Scientific computing involves the manipulation and processing of various forms of numerical data. This data is organized in specific data structures in order to make the processing as efficient as possible. This project aims to provide a set of standardized Java-based numerical data structures for scientific computing as well as general purpose data structures that map to a wide range of scientific problems. These data structures will be key to the easy integration of Science Working Group projects and tools such as visualization, workflows and scripting frameworks. A common set of structures reduces barriers to adoption of tools within the Science Working Group and wider community and will speed up the adoption of new technologies.

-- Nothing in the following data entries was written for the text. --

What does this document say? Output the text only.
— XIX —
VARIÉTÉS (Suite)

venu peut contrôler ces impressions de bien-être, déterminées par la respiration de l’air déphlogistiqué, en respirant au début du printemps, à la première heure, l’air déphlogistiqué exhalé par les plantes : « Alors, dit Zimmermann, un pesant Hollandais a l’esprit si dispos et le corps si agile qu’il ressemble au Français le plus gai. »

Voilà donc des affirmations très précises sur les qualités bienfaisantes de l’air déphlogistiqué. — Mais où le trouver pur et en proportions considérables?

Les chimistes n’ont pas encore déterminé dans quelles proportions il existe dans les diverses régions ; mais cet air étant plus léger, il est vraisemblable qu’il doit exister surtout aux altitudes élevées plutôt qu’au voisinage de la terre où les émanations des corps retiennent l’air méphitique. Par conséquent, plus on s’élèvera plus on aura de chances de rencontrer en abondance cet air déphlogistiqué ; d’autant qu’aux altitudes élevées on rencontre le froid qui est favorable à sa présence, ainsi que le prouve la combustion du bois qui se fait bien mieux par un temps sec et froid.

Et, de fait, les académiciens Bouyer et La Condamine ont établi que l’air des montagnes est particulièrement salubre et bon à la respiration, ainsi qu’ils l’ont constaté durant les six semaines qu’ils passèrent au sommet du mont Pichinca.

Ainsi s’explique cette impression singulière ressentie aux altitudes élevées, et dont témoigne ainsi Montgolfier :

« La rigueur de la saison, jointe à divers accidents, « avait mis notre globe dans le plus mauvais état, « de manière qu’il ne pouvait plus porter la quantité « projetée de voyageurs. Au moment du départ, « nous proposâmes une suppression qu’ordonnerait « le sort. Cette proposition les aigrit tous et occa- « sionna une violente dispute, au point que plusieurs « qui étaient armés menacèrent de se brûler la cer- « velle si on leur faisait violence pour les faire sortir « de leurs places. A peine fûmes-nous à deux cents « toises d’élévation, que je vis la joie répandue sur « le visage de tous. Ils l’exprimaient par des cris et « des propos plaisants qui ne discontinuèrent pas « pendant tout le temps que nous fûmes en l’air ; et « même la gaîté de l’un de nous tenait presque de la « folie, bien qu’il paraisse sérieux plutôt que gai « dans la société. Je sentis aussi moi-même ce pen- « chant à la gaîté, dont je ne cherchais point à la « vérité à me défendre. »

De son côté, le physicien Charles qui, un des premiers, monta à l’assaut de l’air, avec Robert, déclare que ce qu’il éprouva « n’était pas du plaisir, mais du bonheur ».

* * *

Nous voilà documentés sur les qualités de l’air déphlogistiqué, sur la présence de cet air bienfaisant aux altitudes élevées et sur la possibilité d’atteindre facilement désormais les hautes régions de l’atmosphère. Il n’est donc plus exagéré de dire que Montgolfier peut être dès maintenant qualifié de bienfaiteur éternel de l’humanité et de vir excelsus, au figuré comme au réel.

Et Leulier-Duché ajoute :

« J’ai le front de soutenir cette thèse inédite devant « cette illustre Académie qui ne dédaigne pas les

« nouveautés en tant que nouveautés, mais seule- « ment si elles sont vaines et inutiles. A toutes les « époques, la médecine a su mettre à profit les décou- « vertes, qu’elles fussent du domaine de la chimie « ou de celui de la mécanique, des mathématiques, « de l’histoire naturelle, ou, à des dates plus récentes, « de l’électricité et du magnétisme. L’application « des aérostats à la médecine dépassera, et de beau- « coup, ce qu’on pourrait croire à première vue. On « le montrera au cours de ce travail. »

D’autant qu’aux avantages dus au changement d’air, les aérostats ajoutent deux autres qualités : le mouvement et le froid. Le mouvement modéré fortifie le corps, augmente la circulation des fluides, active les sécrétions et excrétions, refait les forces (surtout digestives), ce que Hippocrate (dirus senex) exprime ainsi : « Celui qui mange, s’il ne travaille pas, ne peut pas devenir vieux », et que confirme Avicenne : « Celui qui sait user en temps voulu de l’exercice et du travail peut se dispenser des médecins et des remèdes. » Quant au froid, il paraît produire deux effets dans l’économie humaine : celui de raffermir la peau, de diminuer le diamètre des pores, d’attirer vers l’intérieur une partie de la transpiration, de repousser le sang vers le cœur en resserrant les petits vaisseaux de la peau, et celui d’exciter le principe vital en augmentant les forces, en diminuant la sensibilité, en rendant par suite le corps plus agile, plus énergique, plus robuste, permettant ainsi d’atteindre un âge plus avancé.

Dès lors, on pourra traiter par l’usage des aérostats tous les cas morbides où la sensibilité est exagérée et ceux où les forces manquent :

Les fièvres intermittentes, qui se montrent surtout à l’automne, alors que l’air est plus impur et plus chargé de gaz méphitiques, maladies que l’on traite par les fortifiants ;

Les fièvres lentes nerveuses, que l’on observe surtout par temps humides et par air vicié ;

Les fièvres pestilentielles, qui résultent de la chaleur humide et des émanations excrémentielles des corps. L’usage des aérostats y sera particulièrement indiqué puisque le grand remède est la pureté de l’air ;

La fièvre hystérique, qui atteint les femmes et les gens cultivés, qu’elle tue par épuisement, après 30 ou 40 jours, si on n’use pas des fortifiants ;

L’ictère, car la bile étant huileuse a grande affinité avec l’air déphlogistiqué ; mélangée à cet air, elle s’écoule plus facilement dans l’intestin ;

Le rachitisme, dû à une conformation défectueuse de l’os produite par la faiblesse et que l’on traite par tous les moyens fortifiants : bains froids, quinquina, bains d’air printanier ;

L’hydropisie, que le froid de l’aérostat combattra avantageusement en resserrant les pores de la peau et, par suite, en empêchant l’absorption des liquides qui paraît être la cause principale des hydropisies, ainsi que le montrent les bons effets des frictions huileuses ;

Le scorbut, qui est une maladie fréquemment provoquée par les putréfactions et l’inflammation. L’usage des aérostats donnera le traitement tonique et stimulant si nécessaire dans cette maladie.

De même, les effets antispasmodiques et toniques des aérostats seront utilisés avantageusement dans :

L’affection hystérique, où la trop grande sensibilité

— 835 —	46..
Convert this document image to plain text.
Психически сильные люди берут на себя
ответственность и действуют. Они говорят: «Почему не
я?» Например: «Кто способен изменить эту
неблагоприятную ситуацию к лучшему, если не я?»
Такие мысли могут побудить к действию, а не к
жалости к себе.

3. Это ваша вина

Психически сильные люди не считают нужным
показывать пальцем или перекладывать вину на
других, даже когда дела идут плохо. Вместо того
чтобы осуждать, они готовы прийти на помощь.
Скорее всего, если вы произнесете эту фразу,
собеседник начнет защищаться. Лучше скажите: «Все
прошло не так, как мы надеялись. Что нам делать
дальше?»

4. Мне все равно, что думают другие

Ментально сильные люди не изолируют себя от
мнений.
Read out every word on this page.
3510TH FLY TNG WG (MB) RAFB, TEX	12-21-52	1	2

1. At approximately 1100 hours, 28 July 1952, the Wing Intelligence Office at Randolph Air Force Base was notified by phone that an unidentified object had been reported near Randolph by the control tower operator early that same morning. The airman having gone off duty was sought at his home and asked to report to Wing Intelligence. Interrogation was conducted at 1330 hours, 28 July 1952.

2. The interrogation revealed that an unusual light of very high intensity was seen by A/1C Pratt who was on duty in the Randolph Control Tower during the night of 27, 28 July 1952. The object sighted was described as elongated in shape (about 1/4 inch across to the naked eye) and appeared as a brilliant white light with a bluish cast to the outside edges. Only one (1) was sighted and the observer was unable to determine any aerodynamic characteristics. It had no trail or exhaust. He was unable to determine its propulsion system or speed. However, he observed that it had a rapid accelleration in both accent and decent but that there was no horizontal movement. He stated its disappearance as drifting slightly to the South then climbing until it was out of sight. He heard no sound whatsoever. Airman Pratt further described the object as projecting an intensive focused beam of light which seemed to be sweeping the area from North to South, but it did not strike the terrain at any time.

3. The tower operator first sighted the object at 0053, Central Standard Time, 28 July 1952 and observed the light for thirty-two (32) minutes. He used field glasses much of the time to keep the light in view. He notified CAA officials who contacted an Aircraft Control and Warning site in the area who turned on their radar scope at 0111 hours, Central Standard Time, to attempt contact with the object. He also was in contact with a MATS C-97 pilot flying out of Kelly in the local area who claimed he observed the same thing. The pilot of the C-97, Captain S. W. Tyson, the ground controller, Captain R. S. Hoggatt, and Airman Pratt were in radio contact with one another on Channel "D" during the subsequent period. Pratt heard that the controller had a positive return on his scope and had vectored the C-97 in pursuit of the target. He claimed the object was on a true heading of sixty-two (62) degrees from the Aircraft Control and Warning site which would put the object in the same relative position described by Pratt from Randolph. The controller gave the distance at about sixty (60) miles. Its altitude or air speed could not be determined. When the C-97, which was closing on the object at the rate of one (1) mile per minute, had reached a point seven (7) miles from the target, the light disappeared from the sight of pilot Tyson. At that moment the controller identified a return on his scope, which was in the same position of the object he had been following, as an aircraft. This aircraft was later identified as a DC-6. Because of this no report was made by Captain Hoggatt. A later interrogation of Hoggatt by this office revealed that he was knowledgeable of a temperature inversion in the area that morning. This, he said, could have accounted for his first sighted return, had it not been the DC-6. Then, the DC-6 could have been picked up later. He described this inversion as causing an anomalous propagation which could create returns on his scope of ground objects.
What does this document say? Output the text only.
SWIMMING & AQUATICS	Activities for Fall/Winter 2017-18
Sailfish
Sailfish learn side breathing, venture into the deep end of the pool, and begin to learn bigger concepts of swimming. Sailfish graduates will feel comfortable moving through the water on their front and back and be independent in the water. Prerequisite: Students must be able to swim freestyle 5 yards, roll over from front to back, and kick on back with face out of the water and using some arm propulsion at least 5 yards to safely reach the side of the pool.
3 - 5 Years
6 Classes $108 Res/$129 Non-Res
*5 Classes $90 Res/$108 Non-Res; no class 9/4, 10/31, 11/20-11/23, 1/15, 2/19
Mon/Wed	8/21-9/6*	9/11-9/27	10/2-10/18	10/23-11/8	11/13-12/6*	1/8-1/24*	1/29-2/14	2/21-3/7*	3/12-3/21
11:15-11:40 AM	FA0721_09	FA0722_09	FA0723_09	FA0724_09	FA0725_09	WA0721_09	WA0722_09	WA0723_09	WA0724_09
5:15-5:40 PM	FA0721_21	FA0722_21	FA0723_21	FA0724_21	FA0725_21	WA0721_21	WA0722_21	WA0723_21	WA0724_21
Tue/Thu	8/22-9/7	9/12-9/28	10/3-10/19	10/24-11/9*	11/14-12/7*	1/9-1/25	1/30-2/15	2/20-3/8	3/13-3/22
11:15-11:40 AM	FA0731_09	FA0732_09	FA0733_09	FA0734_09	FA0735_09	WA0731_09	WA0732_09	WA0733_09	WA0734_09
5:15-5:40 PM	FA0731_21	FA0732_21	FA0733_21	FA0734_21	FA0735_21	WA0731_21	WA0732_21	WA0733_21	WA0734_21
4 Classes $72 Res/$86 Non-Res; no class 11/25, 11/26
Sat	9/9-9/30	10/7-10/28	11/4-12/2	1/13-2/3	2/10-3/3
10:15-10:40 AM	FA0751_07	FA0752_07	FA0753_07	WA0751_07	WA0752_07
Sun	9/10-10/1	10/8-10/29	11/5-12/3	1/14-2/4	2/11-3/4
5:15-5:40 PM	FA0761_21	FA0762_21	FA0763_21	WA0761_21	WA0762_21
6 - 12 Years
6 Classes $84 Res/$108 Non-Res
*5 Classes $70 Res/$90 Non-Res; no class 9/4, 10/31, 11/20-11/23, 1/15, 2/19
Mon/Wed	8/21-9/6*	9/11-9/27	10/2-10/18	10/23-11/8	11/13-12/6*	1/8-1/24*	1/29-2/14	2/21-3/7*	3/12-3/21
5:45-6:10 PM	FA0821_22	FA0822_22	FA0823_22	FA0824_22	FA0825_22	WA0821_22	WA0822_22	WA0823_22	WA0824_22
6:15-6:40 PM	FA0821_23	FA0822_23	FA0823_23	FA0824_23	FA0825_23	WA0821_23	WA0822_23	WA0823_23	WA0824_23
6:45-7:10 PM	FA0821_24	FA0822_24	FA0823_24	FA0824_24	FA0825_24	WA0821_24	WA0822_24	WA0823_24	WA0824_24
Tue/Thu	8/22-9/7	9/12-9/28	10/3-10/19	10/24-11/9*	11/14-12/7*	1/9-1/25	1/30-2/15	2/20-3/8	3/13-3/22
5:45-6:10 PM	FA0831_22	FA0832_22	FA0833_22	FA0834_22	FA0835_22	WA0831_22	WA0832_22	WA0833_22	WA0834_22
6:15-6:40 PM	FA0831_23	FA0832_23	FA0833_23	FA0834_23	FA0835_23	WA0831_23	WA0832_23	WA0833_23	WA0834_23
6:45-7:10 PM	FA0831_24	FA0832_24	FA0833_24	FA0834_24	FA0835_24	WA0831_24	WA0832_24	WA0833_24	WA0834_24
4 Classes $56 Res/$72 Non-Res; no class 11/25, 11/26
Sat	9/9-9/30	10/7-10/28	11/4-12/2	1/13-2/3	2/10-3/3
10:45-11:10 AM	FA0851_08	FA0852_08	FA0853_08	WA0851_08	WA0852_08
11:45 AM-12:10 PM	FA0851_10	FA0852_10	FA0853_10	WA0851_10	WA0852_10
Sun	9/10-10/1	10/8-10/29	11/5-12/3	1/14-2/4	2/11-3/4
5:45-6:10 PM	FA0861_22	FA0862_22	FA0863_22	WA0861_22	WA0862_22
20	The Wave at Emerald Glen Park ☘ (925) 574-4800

The January project provides Java implementations of numerical data structures such as multi-dimensional arrays and matrices, including a Java equivalent to the popular Python NumPy library for n-dimensional array objects. The project also includes general purpose data classes, structures and pattern realizations that can be mapped to a wide range of scientific problems while also maintaining metadata about that information, for example CSG trees.
Implementations are scalable to large structures that do not fit entirely in memory at once. For example, data structures up to 100s of MB generally fit in memory without needing additional design consideration, however large data structures of many GBs or even larger need design consideration to allow efficient processing without requiring loading the entire structure at once into memory. Therefore features such as meta information on data, references to data and slicing of data are first class citizens of this project. The required outcome is to allow data structures to scale to run on various distributed computing architectures.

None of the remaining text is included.